Atlas Shrugged by Ayn Rand
Geoff's mom gave me this book for Christmas, and I read it as my "big classic" for the summer. I am glad I read it--I mean, there's no way I would have read 1000+ pages unless I enjoyed it. And there's a big long "three hour" speech at the end I skimmed because I had gotten the message that it delivers by reading the book-- I didn't need the speech like some of the characters did. I wrote a review on my GoodReads of the book that you can read for more of what I thought of this book.
Don't's for Wives by Blanche Ebbutt
This was a gift I received (Geoff received one "for Husbands" also) as a wedding present that I read during our honeymoon, while encouraging Geoff to read his also. Some of the advice is still extremely relevant (the book was published originally in 1913 and now is being sold, it's my impression, as a sort of funny gift for newly modern married couples); some of the advice is very, very dated. When what's being said is relevant, it's insightful; when what's being said is dated, it's dated enough, for me, to be amusing. I enjoyed this little book.
The Last of the Real Small Farmers by Idiots' Books
The last stop on our honeymoon was Chestertown, MD, where we visited a bookstore I'd been in before and loved called BookPlate-- the collection is well curated, and the owner (I believe he was the owner) is extremely nice and generous with his attention. There was a shelf next to the check out filled with small press books, mostly by one particular small press, Idiots' Books. I picked up this title by them -- they seem to write adult books that could be mistaken for children's books, and publish them in the format of a magazine-- they come out every two months, and you can subscribe to the press like you would a periodical. The books are usually written & illustrated by the same people-- those who run the press-- though it looks like they have had guest writers/artists in on some issues. I was glad I picked up one of their titles, and I was also glad I picked up this one. I think a subscription to them would be a great gift for someone.

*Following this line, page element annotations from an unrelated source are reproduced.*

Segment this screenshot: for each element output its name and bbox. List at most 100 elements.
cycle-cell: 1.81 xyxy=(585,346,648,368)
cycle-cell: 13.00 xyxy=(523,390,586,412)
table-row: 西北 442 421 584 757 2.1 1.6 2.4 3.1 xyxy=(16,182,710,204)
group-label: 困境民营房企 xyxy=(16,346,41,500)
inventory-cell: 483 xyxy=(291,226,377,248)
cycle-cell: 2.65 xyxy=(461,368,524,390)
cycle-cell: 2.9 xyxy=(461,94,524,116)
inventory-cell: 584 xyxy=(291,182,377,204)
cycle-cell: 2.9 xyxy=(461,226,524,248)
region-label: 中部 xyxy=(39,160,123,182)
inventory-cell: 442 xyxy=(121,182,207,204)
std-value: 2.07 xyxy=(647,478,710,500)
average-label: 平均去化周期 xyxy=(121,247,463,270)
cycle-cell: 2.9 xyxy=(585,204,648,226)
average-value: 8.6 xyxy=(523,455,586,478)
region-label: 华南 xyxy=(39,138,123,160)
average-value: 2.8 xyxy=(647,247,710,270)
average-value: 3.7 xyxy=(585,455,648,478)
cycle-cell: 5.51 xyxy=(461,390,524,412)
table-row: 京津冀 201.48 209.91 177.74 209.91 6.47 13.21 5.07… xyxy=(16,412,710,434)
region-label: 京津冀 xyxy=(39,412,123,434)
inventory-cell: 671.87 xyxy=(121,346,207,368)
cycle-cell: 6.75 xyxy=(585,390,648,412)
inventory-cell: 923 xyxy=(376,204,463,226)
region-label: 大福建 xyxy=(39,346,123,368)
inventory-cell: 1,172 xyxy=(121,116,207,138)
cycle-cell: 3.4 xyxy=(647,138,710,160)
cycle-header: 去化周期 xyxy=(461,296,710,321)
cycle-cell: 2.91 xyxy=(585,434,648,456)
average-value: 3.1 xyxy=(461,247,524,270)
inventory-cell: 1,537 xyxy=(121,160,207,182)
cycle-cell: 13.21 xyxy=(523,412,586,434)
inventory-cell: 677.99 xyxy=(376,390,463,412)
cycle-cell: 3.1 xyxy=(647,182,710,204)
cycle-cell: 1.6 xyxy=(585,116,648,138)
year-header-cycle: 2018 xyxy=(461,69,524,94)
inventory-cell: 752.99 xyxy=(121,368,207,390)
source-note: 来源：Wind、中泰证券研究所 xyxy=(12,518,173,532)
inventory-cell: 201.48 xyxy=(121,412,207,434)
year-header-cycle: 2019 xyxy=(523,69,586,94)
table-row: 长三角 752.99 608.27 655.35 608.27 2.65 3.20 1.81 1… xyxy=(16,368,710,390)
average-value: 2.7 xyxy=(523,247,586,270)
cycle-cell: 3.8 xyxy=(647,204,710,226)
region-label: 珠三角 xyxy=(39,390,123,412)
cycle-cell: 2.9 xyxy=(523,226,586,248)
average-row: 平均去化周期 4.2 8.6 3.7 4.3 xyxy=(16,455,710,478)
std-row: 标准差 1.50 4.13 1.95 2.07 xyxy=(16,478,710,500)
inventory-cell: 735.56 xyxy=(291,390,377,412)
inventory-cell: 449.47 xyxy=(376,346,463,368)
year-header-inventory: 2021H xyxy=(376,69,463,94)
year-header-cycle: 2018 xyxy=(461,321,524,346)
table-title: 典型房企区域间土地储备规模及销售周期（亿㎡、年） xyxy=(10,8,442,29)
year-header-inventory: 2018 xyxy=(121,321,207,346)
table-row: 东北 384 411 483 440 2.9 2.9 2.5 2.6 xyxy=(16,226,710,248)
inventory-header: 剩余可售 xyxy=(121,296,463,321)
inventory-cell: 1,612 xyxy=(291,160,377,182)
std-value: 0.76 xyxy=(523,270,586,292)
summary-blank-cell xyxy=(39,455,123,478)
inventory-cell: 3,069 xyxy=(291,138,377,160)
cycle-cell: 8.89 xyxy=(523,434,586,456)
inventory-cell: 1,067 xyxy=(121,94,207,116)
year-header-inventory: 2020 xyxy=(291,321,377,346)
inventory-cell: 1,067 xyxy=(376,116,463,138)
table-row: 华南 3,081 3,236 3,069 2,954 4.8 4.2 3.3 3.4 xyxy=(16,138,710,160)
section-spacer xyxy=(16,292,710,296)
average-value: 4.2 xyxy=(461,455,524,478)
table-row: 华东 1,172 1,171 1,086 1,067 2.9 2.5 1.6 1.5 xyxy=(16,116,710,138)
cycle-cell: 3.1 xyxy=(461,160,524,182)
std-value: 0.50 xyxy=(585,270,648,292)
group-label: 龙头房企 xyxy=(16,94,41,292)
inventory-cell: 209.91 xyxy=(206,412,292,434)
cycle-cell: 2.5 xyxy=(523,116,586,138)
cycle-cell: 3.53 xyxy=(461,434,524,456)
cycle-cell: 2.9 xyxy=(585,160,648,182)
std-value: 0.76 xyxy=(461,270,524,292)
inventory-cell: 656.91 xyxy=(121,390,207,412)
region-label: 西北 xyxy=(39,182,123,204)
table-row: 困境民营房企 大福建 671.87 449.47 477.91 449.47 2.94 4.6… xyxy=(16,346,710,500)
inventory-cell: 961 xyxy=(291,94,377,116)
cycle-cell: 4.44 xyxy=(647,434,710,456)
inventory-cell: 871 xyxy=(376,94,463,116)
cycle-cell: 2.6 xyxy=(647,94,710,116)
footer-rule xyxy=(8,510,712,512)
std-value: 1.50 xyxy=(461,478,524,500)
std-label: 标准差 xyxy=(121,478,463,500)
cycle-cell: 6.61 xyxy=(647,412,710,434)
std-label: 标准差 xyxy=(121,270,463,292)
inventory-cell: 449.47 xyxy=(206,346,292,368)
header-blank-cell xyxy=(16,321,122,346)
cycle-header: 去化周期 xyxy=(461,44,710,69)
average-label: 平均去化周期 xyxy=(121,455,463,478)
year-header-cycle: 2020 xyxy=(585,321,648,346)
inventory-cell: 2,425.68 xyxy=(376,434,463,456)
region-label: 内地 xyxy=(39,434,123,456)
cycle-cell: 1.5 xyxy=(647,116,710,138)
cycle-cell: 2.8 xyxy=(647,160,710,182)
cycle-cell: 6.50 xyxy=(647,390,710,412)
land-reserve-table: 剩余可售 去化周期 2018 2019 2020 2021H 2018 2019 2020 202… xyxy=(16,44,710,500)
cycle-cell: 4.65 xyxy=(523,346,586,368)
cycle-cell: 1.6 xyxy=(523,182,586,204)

I Don't Know I Said by Matthew Savoca
This was my last June book, a Publishing Genius title I read. I subscribed to PubGen this year, and I receive all of the books they put out in the mail. I picked this one up because I knew I wanted to read a PGP title, as they are the press featured in the d.a. levy lives kick-off at the BoogFest in August, and I happened to pick this one probably because its cover was so bright. My favorite part of reading this book was when Geoff asked what I was reading, and I said "I Don't Know I Said", and he was really, truly confused. When I registered his confusion, I showed him the book cover, and he probably said something like, "oh." I also wrote a review of this book for GoodReads that you can read.